Competente besluitvorming: het management van meervoudige kennis in ruimtelijke ontwikkelingsprocessen

This Ph.D. thesis gives more insight in the way knowledge can be managed in the context of dynamic, complex, long- term spatial development processes. Knowledge management in spatial development processes have to acknowledge the multiplicity of knowledge. Knowledge embraces factual knowledge, socially constructed perceptions and values, and know-how (competencies of actors, social and institutional capital). Policy-processes consist of three parallel tracks which develop sometimes independently and sometimes in mutual interaction. These tracks are a track of fact-finding in which factual knowledge (e.g. impact assessments, costs-benefits analyses) is produced; a track of image building in which actors construct (more or less shared) interpretations of the policy-problem and the preferable solution; and a track of consensus-formation in which actors try to find a collective and feasible ambition and concrete measures. Knowledge management has to do with organizing the tracks of fact- finding and image-construction independently in order to realize qualitative, independent facts and an open and democratic process of frame reflection and deliberation, but also with organizing these tracks in coherence with the track of consensus-formation in order to realize effective, well-reasoned, and supported decisions. Competent decision-making consist of balancing between investments in the unity of the policy process as a whole and in the power of the constituting tracks.

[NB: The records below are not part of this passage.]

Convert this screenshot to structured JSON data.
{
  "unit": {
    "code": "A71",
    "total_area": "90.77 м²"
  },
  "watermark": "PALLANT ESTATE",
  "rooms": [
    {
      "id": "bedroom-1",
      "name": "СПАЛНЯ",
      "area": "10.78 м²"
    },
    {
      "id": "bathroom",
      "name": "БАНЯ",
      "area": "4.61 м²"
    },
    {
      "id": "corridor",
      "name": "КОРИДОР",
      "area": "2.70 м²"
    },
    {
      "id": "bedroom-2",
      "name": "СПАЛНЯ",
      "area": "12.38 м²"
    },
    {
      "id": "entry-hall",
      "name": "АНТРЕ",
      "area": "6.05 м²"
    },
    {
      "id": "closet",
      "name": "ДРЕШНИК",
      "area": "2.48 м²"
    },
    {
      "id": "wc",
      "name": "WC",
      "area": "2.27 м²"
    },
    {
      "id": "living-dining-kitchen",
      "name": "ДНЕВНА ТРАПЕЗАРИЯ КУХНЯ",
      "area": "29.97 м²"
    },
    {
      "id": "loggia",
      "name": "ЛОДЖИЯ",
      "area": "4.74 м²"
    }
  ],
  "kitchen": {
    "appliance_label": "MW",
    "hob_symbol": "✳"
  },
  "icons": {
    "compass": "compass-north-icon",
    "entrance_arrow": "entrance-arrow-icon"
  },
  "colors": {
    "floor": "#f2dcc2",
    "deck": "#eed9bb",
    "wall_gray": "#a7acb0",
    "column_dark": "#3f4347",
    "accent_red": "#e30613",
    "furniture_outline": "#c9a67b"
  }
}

These three tracks and their (independent and interrelated) development can benefit from different sources of governance capacity (actor capacity, social capacity, institutional capacity) within the governance network in which they take place. The task for knowledge management in governance processes with regard to this knowledge form is to mobilize and utilize these "sources of competence" in a policy round and to consolidate their development through subsequent policy rounds.